Então o ser humano que desperdiça seus talentos é alguém que não respeita seus dons naturais ou suas habilidades básicas, das quais o amadurecimento e o uso apropriado torna possível o florescimento de muitos bens. Em outras palavras, a noção de “função apropriada,” como coloca Alvin Platinga, combinada com a observação de que certos aperfeiçoamentos enraizados em capacidades básicas foram inadmissivelmente impedidas de amadurecerem, é assumida no próprio julgamento que Dawkins faz sobre Wise e a maneira que Wise deveria conduzir sua vida.

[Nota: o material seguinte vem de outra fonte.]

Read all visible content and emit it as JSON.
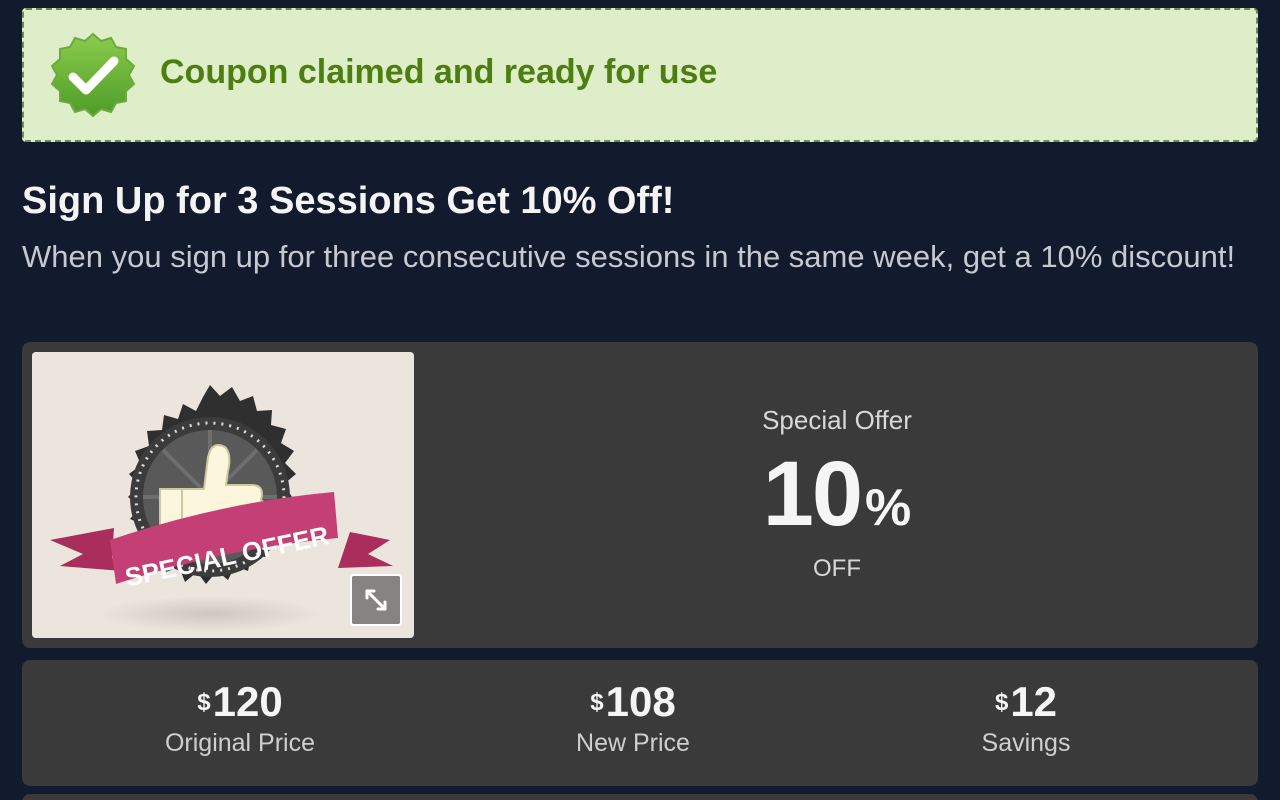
{
  "banner": {
    "message": "Coupon claimed and ready for use",
    "icon": "check-badge-icon",
    "background_color": "#ddeec8",
    "text_color": "#4e7d12"
  },
  "coupon": {
    "title": "Sign Up for 3 Sessions Get 10% Off!",
    "description": "When you sign up for three consecutive sessions in the same week, get a 10% discount!"
  },
  "offer": {
    "image_text": "SPECIAL OFFER",
    "label": "Special Offer",
    "value": "10",
    "unit": "%",
    "suffix": "OFF",
    "expand_icon": "expand-icon"
  },
  "pricing": [
    {
      "currency": "$",
      "value": "120",
      "label": "Original Price"
    },
    {
      "currency": "$",
      "value": "108",
      "label": "New Price"
    },
    {
      "currency": "$",
      "value": "12",
      "label": "Savings"
    }
  ],
  "colors": {
    "page_background": "#121a2e",
    "card_background": "#3a3a3a",
    "accent_ribbon": "#c33f74"
  }
}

Mas Dawkins, na verdade, não acredita realmente que seres vivos, inclusive seres humanos, possuem propósitos intrínsecos ou são projetados para que se possa concluir que violar a função apropriada de alguém corresponde à violação do dever moral de alguém para com si próprio. Dawkins manteve por décadas que o mundo natural apenas parece ser projetado. Ele escreve em Deus, um delírio: “Darwin e seus sucessores mostraram como os seres vivos, com suas espetaculares improbabilidades estatísticas e aparências de design, evoluíram através de estágios lentos e graduais a partir de simples inícios. Nós podemos agora seguramente dizer que a ilusão de design das criaturas vivas é apenas isso – uma ilusão.”

Mas isto significa que seu lamento por Wise está mal direcionado, pois Dawkins está lamentando pelo que apenas parece ser o abandono de seu dever de nutrir e usar seus dons em maneiras que resultem em sua felicidade e na aquisição de conhecimento que contribua para o bem comum. Mas porque não existem naturezas projetadas e propósitos intrínsecos, e portanto nenhum dever natural que somos obrigados a obedecermos, as intuições que informam o julgamento de Dawkins de Wise são tão ilusórias quanto o design que ele explicitamente rejeita. Mas isso é precisamente um dos fundamentos pelo qual Dawkins sugere que os teístas são irracionais e deveriam abandonar sua crença em Deus.

Então se o teísta é irracional por acreditar em Deus baseado no que afinal é apenas um pseudo-design, Dawkins é irracional em seu julgamento de Wise e outros criacionistas a quem ele sugere censura e correção. Pois o julgamento de Dawkins se baseia numa premissa que – apesar de intransigentemente defendida através de sua carreira – apenas parece ser verdadeira.

(Francis J. Beckwith é um professor associado de Filosofia & Estudos Estado-Igreja na Universidade de Baylor. Seu mais recente livro é Defending Life: A Moral and Legal Case Against Abortion Choice. Cambridge University Press, 2007).